When will international travel return? Here’s what we know right now

The number of people busting out of their countries will start creeping up this spring and rise higher by mid-year, travel industry experts predict, as vaccines and risk-based safety measures are rolled out more widely and spiking coronavirus cases around the world begin to fall once again.

“I’m actually quite confident that first of May onwards . we’ll all be in a much better world,” said Paul Charles, founder and CEO of London-based travel consultancy The PC Agency.

Vaccines and testing are the way forward, Charles and other industry experts say, but what’s needed perhaps as desperately is greater consistency and coordination across borders.

“When you don’t have a coordinated global approach, it’s very difficult for the industry to go forward, especially when you have the rules of the game changing basically every single day,” said Luis Felipe de Oliveira, director general of Airports Council International (ACI), a global trade organization representing the world’s airports.

Departure testing is one component of making travel safer during the pandemic.

There’s a lot more work to be done in ironing out testing protocols that would allow globetrotters to opt out of quarantines and finding ways to smoothly and securely share vaccination and testing information across borders.

Sovereign nations still decide what’s best for them individually, looking at their own health situations and economies, but progress has been made in getting countries to look more globally at the huge economic force that is travel.

An alphabet soup of agencies, organizations and companies (UNWTO, ICAO, ACI, WTTC, the airlines and so on) have collaborated on numerous sets of guidelines and global recommendations aimed at making travel safer, easier and less confusing for a world of consumers starving for a change of scene.

ACI’s de Oliveira says that the summer rebound could mean international air traffic reaching 50% to 60% of previous levels in most countries.

Eliminating quarantines

Mandatory — and shifting — quarantine requirements “basically are killing the process to restart the industry,” de Oliveira said.

When he spoke to CNN Travel, de Oliveira was on day 12 of a 14-day quarantine in Montreal after returning home from a business trip to the Dominican Republic followed by a personal trip to Mexico. He has quarantined four times in the past seven months, spending 56 days at home without the possibility of going out.
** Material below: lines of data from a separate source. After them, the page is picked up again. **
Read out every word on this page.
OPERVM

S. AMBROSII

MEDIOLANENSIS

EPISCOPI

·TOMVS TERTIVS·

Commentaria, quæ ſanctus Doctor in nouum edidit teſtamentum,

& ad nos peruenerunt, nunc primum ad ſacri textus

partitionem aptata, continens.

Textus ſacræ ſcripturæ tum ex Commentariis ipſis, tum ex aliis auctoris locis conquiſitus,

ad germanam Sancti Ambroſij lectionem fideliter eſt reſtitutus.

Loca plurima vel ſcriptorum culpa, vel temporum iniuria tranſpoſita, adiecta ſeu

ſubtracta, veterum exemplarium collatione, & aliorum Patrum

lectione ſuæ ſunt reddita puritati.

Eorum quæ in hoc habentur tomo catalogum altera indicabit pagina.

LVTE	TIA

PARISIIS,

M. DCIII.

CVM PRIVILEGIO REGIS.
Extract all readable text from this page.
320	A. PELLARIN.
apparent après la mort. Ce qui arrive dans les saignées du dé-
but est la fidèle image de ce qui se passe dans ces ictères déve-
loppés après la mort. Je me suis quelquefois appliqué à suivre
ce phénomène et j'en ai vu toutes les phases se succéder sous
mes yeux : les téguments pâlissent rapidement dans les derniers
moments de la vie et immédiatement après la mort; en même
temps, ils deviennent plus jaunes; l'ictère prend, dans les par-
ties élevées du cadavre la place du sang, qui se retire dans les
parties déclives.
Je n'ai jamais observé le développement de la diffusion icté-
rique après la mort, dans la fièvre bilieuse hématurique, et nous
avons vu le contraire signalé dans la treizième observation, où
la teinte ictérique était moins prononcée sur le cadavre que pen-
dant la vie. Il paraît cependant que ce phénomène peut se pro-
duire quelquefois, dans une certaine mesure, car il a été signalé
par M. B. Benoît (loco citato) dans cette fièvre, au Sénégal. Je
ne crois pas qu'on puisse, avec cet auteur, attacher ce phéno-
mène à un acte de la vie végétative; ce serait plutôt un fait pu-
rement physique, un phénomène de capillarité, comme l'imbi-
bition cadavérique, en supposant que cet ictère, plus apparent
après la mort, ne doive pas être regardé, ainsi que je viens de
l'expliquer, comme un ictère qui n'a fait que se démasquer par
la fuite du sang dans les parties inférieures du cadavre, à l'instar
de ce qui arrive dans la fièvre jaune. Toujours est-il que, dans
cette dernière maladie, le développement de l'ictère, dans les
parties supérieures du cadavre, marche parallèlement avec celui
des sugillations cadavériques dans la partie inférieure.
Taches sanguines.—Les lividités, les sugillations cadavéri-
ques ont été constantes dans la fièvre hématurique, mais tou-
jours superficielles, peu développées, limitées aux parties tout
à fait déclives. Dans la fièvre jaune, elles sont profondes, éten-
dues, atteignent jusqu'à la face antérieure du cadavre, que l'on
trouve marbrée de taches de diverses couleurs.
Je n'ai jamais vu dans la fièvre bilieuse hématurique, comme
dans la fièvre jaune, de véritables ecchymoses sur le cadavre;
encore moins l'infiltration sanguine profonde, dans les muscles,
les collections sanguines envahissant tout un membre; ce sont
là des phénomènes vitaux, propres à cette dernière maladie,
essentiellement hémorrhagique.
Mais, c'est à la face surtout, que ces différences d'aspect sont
That kind of time investment, along with the confusion around requirements — both going and coming home — are big deterrents for people who might otherwise be willing to travel. Safety is essential, but those in the industry are advocating for a more nuanced, layered approach.

Travelers at a hotel in Melbourne, Australia in December had to quarantine after returning from overseas.

Travelers at a hotel in Melbourne, Australia in December had to quarantine after returning from overseas.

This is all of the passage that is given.